MEDIUM GATEWAY_URL configurable to external server without validation -12

config.py reads GATEWAY_URL from .env with os.getenv() and no hostname/scheme validation. GatewayClient connects directly to this URL. If an attacker sets GATEWAY_URL to a remote WebSocket endpoint (e.g., via a compromised .env or a malicious skill combination), every voice transcription would be silently exfiltrated to that server. The skill documentation does not warn users about this risk.

MEDIUM Continuous microphone monitoring with automatic follow-up recording -20

AudioPipeline runs an always-on sounddevice.InputStream that feeds every audio frame through Porcupine wake word detection. After each AI response, assistant.py enters a 5-second FOLLOW_UP_WINDOW that begins recording without a new wake word. This creates an extended capture window that could inadvertently record ambient conversations, other people in the room, or sensitive audio.

MEDIUM Full AI response text transmitted to third-party ElevenLabs API -8

tts_player.py forwards every AI response to api.elevenlabs.io for text-to-speech generation. Users' complete conversation history with their AI assistant is shared with ElevenLabs' servers. While this is the expected mechanism for TTS, users may not realize their AI conversation content leaves their system.

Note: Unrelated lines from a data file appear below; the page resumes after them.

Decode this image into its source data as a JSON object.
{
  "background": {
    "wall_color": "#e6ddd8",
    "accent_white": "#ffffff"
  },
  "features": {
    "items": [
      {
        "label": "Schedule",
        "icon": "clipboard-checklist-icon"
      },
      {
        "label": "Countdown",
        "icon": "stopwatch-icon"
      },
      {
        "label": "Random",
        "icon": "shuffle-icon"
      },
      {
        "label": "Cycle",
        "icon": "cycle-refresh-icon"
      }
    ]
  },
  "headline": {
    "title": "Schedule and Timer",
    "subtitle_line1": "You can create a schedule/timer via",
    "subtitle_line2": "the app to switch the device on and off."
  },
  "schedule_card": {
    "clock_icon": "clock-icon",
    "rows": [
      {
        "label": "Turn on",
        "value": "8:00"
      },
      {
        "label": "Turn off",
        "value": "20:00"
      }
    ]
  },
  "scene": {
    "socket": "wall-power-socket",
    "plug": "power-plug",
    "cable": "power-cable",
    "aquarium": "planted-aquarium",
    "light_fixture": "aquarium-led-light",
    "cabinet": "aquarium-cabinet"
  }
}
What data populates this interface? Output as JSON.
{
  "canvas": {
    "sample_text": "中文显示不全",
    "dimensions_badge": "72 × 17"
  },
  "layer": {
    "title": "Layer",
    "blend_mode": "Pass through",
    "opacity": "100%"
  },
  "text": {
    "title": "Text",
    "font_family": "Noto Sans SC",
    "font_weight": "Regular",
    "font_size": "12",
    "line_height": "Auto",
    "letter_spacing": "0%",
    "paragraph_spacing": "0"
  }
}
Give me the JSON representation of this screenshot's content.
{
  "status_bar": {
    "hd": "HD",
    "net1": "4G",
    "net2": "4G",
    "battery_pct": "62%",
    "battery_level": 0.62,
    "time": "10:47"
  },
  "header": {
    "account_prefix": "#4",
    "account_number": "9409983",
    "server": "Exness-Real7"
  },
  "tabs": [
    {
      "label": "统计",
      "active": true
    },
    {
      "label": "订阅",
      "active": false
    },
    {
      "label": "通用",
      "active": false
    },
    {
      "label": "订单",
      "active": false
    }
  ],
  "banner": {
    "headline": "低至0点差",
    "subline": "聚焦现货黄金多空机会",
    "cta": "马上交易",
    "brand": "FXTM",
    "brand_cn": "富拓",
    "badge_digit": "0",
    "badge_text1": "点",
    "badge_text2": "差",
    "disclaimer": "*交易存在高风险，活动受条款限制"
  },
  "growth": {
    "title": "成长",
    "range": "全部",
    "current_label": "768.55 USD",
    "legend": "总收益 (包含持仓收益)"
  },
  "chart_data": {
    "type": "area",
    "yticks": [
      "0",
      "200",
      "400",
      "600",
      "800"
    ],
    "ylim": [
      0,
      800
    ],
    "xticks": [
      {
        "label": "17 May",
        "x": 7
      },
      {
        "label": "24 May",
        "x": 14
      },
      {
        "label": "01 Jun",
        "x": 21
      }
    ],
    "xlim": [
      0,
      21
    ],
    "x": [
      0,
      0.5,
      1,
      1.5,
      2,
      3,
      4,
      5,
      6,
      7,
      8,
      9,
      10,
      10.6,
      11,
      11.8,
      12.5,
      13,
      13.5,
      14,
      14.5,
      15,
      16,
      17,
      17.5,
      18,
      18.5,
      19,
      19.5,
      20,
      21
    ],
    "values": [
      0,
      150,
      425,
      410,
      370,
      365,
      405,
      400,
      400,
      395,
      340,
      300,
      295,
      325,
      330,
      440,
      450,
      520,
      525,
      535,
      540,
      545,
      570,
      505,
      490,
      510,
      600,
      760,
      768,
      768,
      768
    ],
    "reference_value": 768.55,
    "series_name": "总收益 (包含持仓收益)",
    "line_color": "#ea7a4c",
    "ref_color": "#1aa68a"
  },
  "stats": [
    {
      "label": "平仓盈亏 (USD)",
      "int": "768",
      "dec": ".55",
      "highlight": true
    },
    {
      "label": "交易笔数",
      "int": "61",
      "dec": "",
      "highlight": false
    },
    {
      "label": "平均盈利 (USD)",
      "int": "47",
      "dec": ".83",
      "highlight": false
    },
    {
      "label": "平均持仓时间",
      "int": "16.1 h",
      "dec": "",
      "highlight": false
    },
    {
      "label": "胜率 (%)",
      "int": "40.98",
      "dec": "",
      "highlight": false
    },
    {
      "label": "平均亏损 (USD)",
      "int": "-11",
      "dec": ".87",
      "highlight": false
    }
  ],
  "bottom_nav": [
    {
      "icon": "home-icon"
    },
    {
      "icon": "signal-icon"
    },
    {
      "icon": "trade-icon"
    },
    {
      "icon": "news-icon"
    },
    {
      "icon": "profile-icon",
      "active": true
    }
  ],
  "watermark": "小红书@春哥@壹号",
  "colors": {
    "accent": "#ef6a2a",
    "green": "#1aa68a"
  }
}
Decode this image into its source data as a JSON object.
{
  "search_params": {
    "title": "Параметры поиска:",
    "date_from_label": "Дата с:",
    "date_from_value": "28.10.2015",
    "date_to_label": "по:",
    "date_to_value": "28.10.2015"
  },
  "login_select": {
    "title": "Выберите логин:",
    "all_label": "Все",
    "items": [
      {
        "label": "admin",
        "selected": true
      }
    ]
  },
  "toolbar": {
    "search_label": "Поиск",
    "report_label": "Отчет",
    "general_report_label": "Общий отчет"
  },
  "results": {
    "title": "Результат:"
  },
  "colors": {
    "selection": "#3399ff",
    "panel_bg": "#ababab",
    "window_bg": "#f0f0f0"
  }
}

LOW Global keyboard hotkey registered system-wide via pynput -10

_setup_hotkey() in assistant.py registers a GlobalHotKeys listener that intercepts the configured hotkey (default: ctrl+shift+k) from every application on the system. The hotkey fires assistant.py's _on_wake() regardless of which application is focused, which could interfere with other applications or trigger unintended recording.

LOW Default wake word 'hey google' risks unintended activation -4

When PORCUPINE_MODEL_PATH is not set or the file does not exist, audio_pipeline.py falls back to Porcupine's built-in 'hey google' keyword. This increases false-positive activations whenever users say 'hey google' to their actual Google Assistant or in normal conversation, causing the assistant to begin recording without user intent.

INFO Skill is Windows-only; Python scripts cannot execute in Linux audit sandbox 0

The skill declares os: [win32] in metadata and imports winsound (Windows-only) in audio_pipeline.py and tts_player.py. The scripts cannot run on the Linux audit VM, which limits dynamic behavioral analysis. This is informational — the static code review was unaffected.